The sundry decisions taken at the 2014 National Conference proffered solutions to many of these problems. I had assumed that given the divide between the North and the South on many national issues as well as the 75 per cent needed to pass any resolution that it would be difficult to agree on any issue at the National Conference. To my greatest surprise, most of the seemingly intractable decisions were agreed upon beyond the scene and passed smoothly with little or no dissension. It was like a miracle. I never believed that Nigerians from across ethnic, religious, gender and age divides could agree on issues so smoothly.

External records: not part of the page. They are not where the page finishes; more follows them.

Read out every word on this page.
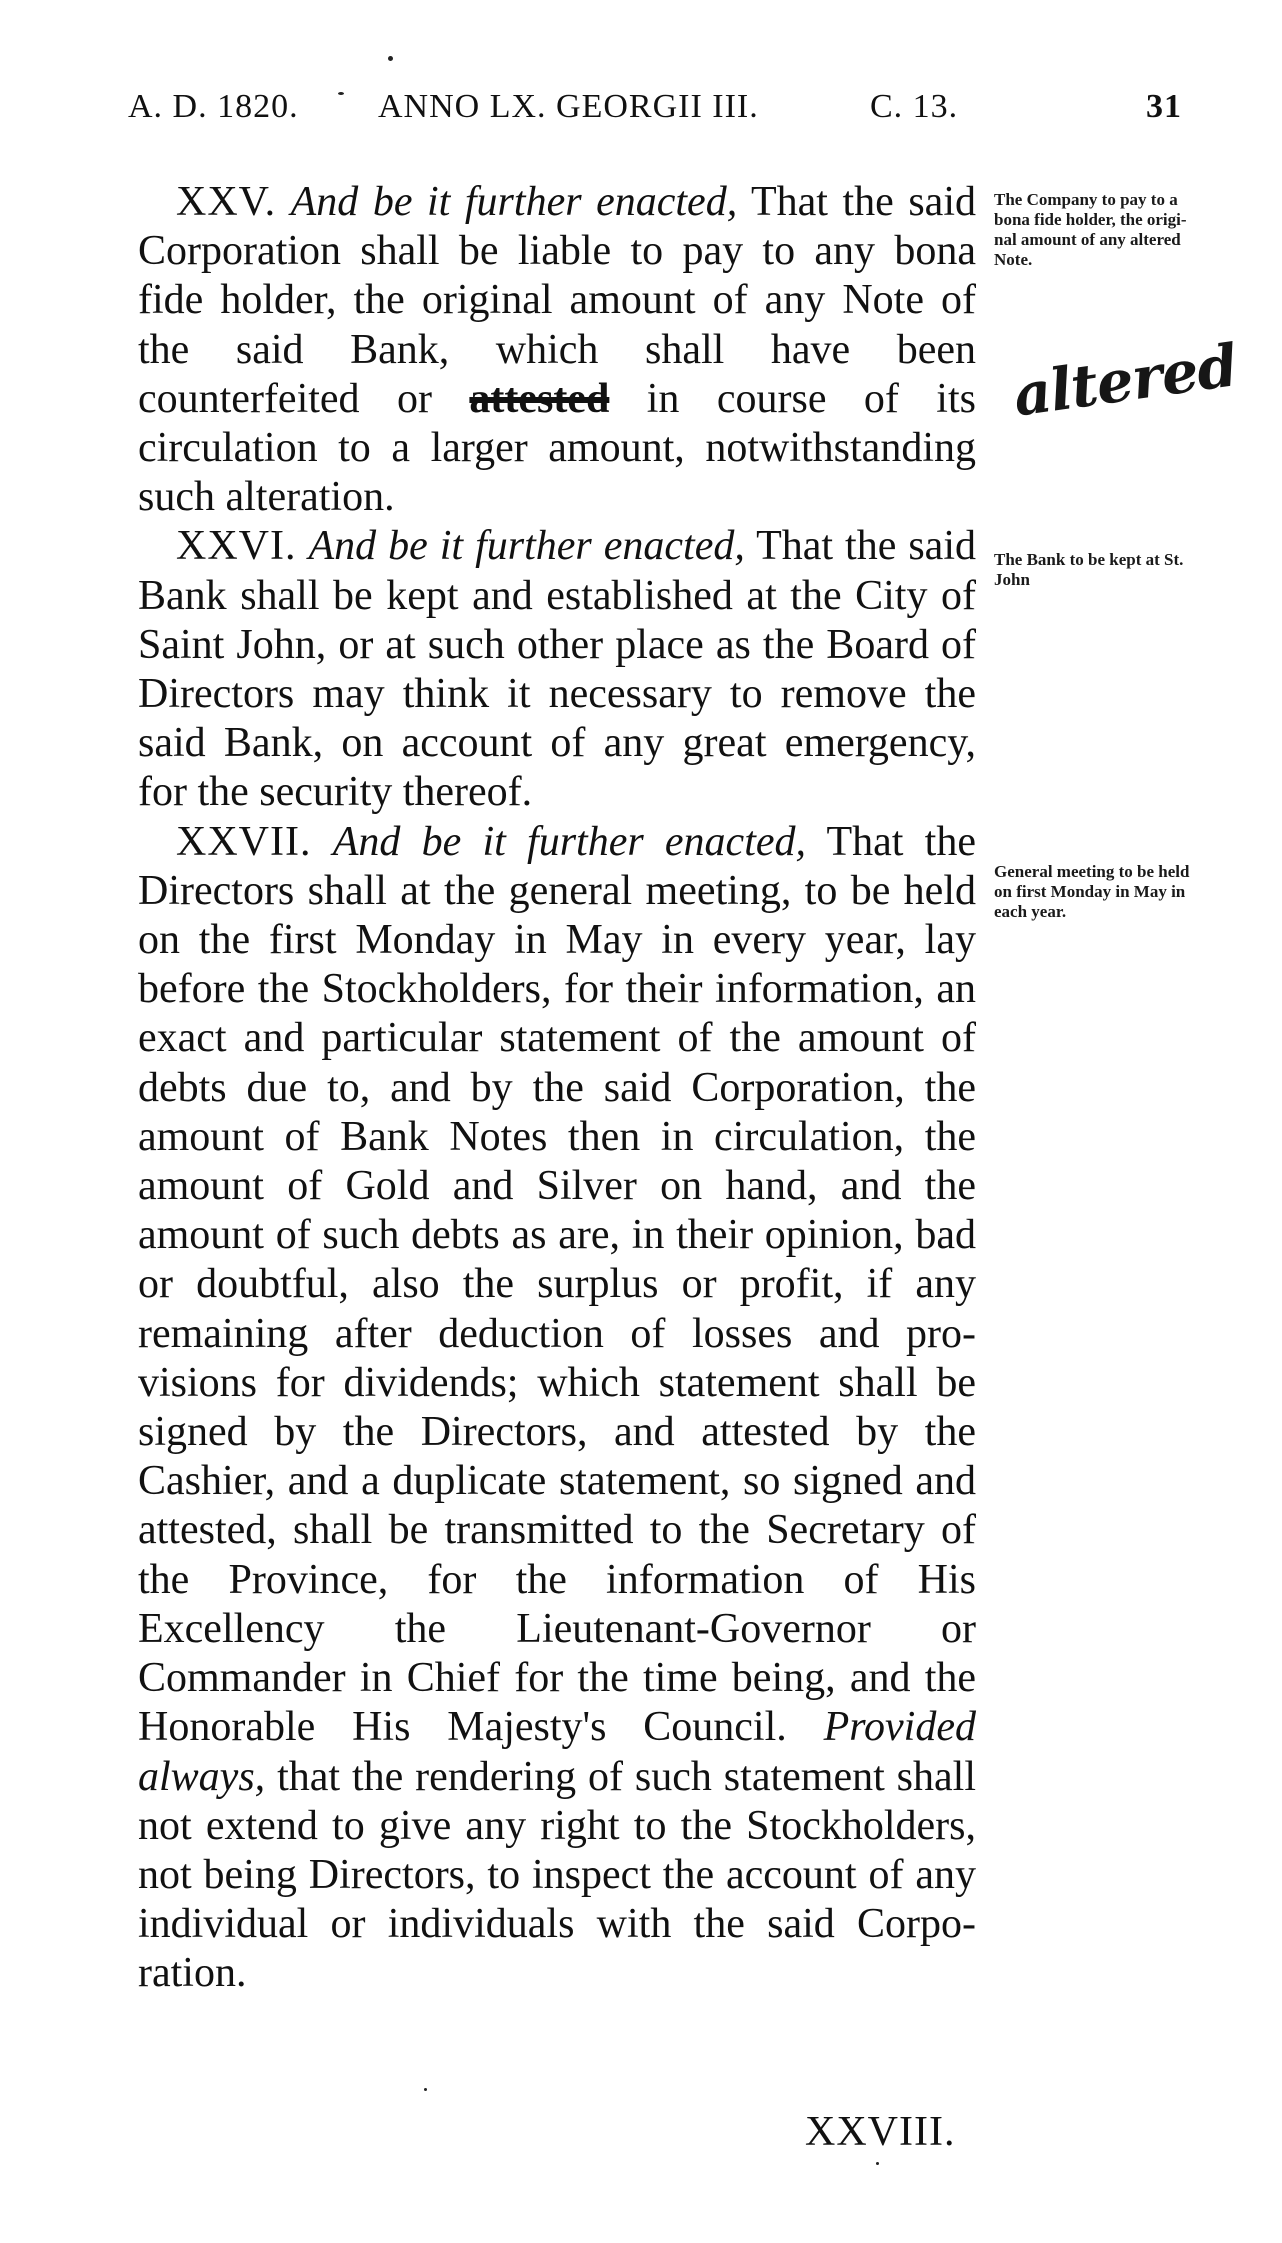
A. D. 1820. ANNO LX. GEORGII III.	C. 13.	31

XXV. And be it further enacted, That the said Corporation shall be liable to pay to any bona fide holder, the original amount of any Note of the said Bank, which shall have been counterfeited or attested in course of its circulation to a larger amount, notwithstanding such alteration.

XXVI. And be it further enacted, That the said Bank shall be kept and established at the City of Saint John, or at such other place as the Board of Directors may think it necessary to remove the said Bank, on account of any great emergency, for the security thereof.

XXVII. And be it further enacted, That the Directors shall at the general meeting, to be held on the first Monday in May in every year, lay before the Stockholders, for their information, an exact and particular statement of the amount of debts due to, and by the said Corporation, the amount of Bank Notes then in circulation, the amount of Gold and Silver on hand, and the amount of such debts as are, in their opinion, bad or doubtful, also the surplus or profit, if any remaining after deduction of losses and provisions for dividends; which statement shall be signed by the Directors, and attested by the Cashier, and a duplicate statement, so signed and attested, shall be transmitted to the Secretary of the Province, for the information of His Excellency the Lieutenant-Governor or Commander in Chief for the time being, and the Honorable His Majesty's Council. Provided always, that the rendering of such statement shall not extend to give any right to the Stockholders, not being Directors, to inspect the account of any individual or individuals with the said Corporation.

The Company to pay to a bona fide holder, the original amount of any altered Note.
The Bank to be kept at St. John
General meeting to be held on first Monday in May in each year.
altered
XXVIII.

Therefore, anybody who opposes the implementation of the decisions of the National Conference does not mean well for Nigeria. Anybody who thinks that implementing the decisions of the National Conference will work against his ethnic group or religion or age or gender or profession is not farsighted.

Nigeria’s age-long problems will not disappear once corruption, insurgency or unemployment is eradicated (if it is possible to do so). The problems that have made Nigeria regress over the last 50 years will continue until we get to the root of the problem and destroy it.

It is very important that Buhari and those with similar views understand that. The fight against corruption and insurgency must be intensified as a short-term tactic, but the long-term plan should be to dismantle the faulty foundations that create these monsters.

It will be sad if Buhari pursues the issues he thinks are critical for the next four years or even eight years, only to realise that he has added his name to the list of Nigerian leaders who left the substance and pursued the shadow, and ended up working so hard without achieving much long-lasting result.

Once Nigeria’s foundations are rectified, all parts of the country’s socioeconomic classes will benefit from it and the rancour and anger will abate. Whether North or South, East or West, the implementation of the National Conference will be a blessing.

But will Buhari be nationalistic and bold enough to solve this age-long Nigerian problem and make Nigeria start blossoming? May God give him the insight and courage to do so.